Collins wrong to support tax bill

I guess I’m kind of stupid, which is what Sen. Susan Collins must consider a large part of her erstwhile supporters. I was raised in an era of a highly graduated income tax, one where we were able to build infrastructure like the Interstate Highway System at the same time we were dealing with the Cold War.

So now we have the senator supporting a tax bill that runs up our deficit. She and her fellow bill supporters seem to have rooted around to find a few economists who believe that trickle down works in the face of the evidence that says it doesn’t. They appear to not believe the corporate leaders who say they will not use a tax decrease to create jobs. The senator voted against the repeal of the Affordable Care Act, but goes along with provisions in this bill that eviscerate it.

Collins has a couple of separate bills she has been promised will be passed in exchange for her vote. But those won’t be voted on until after the tax bill is passed. The pressure on Congress to pass these will have gone to zero. What happens if these are dropped? Not the way most people do business, but we are just a stupid bunch of voters.

Ben Fuller

Cushing

Net neutrality repeal wrong

The vote to repeal net neutrality rules came as a shock to some and left other’s questioning: What does it mean?

For those who don’t know, the Federal Communications Commission had rules in place that would prohibit internet service providers from slowing down or blocking websites that you want to use. For example, Verizon could not slow down or block Google even though Verizon owns rival Yahoo.

FCC Chairman Ajit Pai argues that repealing net neutrality would force smaller companies to be more competitive and promote success, resulting in a competitive market that would ultimately benefit consumers. I have to disagree.

Now that it’s been repealed, those who benefit from it are the big corporations like Facebook, Google, Verizon and AT&T. What about the little guys who are trying to compete — how does someone like me compete with multi-billion-dollar corporations?

The corporations now potentially have the ability to decide the content that we see and use. Companies would have the ability to block or slow down competitors’ content unless the consumer wants to pay extra fees to view it. What will this do to indigenous people, LGBTQ communities, or those who are already struggling economically and rely on the open internet for conversation, education and resources that they can’t get otherwise?

Net neutrality was a crucial aspect of an open internet. It gave people the ability to speak up about issues. The vote to repeal net neutrality is extremely disappointing. We should have been talking about this sooner.

Taylor Ronan

Bangor

Don’t rollback clean car standards

Americans support cleaner cars. Not only are they environmentally friendly, they are cost efficient. Since the clean car standard was put in place, our air has been less polluted and we have seen the prices to fill a car with gas go down. The 2017 model cars even shut off while at a traffic light.

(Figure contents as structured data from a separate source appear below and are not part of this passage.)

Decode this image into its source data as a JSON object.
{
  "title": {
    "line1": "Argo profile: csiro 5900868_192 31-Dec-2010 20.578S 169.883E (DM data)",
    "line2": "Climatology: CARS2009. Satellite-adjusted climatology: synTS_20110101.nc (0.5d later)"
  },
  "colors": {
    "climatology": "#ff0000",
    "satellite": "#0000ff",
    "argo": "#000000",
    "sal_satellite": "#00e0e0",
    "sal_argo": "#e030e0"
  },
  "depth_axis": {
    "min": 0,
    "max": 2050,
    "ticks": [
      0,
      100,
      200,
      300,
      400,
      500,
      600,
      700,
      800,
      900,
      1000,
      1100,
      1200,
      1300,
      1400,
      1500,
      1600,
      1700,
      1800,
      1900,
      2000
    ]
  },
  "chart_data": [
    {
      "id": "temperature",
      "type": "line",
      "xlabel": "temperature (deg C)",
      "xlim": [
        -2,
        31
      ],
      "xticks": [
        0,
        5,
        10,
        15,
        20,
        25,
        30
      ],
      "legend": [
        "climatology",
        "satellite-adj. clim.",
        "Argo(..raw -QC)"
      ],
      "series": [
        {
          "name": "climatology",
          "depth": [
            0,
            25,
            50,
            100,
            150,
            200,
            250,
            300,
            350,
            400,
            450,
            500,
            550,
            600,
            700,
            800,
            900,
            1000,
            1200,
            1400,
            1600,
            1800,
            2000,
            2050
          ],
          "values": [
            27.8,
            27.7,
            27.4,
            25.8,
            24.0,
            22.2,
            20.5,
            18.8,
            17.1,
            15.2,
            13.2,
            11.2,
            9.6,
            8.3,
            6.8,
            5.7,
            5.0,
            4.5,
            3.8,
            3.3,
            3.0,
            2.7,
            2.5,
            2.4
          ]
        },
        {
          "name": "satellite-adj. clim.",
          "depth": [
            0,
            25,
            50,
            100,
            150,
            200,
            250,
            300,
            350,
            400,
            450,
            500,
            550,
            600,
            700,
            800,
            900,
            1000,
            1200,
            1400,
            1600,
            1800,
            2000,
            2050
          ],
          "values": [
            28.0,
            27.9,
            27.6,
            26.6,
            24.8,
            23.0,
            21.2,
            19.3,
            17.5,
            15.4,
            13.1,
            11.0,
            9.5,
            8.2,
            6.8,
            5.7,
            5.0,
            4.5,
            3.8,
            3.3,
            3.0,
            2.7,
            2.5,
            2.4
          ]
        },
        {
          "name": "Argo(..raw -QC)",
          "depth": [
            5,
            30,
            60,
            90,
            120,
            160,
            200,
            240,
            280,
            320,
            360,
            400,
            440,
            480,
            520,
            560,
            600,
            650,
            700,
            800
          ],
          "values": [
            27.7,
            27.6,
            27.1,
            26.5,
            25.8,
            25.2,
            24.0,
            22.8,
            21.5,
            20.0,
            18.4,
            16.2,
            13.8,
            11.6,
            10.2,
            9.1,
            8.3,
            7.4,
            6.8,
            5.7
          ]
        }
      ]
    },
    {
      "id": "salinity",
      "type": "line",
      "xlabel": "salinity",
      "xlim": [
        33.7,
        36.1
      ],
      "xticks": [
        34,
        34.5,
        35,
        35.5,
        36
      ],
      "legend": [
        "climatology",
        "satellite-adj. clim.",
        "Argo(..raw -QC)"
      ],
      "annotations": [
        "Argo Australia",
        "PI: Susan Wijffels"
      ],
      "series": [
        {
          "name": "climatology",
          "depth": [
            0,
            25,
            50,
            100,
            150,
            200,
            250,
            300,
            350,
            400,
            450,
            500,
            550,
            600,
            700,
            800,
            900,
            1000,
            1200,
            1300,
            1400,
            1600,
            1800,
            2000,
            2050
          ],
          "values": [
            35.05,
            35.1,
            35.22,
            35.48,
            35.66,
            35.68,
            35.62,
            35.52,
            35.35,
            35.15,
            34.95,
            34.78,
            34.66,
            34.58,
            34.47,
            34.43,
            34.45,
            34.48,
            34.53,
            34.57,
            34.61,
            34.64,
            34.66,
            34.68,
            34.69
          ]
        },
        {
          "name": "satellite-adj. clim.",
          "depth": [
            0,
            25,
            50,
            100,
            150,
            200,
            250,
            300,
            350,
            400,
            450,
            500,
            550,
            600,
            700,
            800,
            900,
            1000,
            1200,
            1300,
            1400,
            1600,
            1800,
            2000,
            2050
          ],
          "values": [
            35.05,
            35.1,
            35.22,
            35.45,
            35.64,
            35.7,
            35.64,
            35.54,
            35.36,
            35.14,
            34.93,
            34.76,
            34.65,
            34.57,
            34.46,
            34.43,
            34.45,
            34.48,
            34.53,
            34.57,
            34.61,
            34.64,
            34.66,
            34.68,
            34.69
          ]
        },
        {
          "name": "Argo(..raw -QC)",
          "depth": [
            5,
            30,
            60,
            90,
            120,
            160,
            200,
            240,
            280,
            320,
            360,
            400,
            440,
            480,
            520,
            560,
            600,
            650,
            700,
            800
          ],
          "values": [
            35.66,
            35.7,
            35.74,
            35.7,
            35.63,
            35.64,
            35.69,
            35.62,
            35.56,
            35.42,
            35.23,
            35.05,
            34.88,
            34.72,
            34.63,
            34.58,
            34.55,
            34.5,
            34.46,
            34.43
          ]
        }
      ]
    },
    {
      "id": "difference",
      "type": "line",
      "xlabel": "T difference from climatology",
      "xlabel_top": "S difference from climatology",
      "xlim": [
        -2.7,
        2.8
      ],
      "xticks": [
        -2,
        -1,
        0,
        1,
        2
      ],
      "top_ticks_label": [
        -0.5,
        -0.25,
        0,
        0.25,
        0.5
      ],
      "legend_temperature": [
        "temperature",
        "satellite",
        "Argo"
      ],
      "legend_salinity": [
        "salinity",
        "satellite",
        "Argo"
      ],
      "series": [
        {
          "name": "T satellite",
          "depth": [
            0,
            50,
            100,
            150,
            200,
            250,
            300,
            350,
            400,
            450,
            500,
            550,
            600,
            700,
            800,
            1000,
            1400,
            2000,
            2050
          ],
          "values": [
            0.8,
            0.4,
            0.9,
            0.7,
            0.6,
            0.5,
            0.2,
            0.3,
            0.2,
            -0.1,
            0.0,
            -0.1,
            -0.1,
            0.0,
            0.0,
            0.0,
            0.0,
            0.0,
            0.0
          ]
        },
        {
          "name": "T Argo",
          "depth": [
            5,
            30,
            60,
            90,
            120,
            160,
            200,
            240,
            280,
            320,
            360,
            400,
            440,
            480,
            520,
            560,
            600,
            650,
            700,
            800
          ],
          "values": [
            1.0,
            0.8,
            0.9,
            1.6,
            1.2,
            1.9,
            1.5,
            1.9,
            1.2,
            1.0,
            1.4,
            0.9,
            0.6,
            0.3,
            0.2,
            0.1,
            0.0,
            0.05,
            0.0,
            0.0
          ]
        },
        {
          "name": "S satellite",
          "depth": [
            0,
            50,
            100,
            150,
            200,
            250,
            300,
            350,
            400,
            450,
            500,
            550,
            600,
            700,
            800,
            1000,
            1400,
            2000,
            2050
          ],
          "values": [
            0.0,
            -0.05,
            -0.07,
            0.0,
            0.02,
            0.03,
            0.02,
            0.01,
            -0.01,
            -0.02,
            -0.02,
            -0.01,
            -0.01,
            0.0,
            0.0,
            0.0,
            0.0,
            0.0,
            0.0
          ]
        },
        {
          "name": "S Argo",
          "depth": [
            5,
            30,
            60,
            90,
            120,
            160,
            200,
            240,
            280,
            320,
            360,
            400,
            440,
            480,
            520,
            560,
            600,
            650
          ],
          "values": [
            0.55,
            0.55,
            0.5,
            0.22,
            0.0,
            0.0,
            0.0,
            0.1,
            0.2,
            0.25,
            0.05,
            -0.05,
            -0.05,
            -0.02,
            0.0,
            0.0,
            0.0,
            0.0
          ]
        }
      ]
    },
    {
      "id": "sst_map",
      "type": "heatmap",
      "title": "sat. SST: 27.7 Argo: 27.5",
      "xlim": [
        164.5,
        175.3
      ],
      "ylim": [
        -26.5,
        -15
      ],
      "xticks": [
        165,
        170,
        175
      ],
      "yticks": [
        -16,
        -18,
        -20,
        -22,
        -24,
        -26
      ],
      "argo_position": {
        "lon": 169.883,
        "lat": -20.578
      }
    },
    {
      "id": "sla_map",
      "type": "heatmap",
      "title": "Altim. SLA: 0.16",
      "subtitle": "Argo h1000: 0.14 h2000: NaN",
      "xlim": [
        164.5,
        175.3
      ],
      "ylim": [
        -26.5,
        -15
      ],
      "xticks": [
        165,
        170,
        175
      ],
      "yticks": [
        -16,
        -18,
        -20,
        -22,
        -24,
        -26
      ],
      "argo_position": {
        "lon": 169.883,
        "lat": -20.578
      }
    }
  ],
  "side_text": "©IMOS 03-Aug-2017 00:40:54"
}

The clean cars standard started the beginning of a more sufficient future for automobiles. These futuristic features are only bringing a positive change. Why would we want to reverse a working process, which the Trump administration is considering?

EPA Administrator Scott Pruitt needs to be removed from his position. He does not deserve the job he is in charge of. Let’s keep the air clean and not give up a process that is working.

Sarah Petrin

Lyman

Look beyond race

For those who believe “all lives matter,” for those of you who believe racism is no longer an issue, I understand. But you don’t, unless you have been scoured by onlookers’ eyes as you, a white individual, walk alongside a black individual. It’s easy to be ignorant when you aren’t living in the midst of others’ judgment.

Waiting to be seated for breakfast, a friend and I stood by the door when a gentleman passed through, after quickly glancing at me, his gaze hardened as it stopped on my friend. I tried to ignore the disapproving look. Once seated, my friend noticed an older white couple continually staring at us, my friend in particular. My friend seemed oblivious, but inside I felt their stare burrowing deeper as my white fingers interlocked with his black fingers. The woman passed by a few times, and I tensed with each passing.

Was it his blackness, the way he dressed or sat? Was it my whiteness, fraternizing with someone different than me?

The answer is, it doesn’t matter. Though we are not the same color, we share our vibrant stories with each other, creating a mosaic.

For those who see in only black and white, it is time to see in color.

Brianna Boudreau

Holden

A model in waste reduction

The article in the Dec. 10 BDN on the respected man from Maine who disposes of his trash bags only twice per year has a significant and far-reaching purpose. It is always beneficial for the general public to gain knowledge on simple ways to improve environmental conditions while striving to eliminate pollution. It also serves as an excellent jumping-off point for limiting the disposal of waste.

As a French teacher who lives in Carrabassett, Francois Moretto is unlike any other American. Years ago, he instituted a new lifestyle where he began composting his food waste outside and acting consciously at the grocery store to purchase food items in recyclable containers. To this day, he continues to strive in finding more creative ways to reuse the products that cycle through his house on a daily basis.

People from Bangor to Maine to nationwide could benefit in taking action similar to Moretto. If we all exuded the same passion and dedication toward limiting pollution, we could start the progression toward a healthier environment. It may seem like a greater effort to apply tactics similar to Moretto, but, ironically, taking the trash out once every six months is a much less time-consuming task.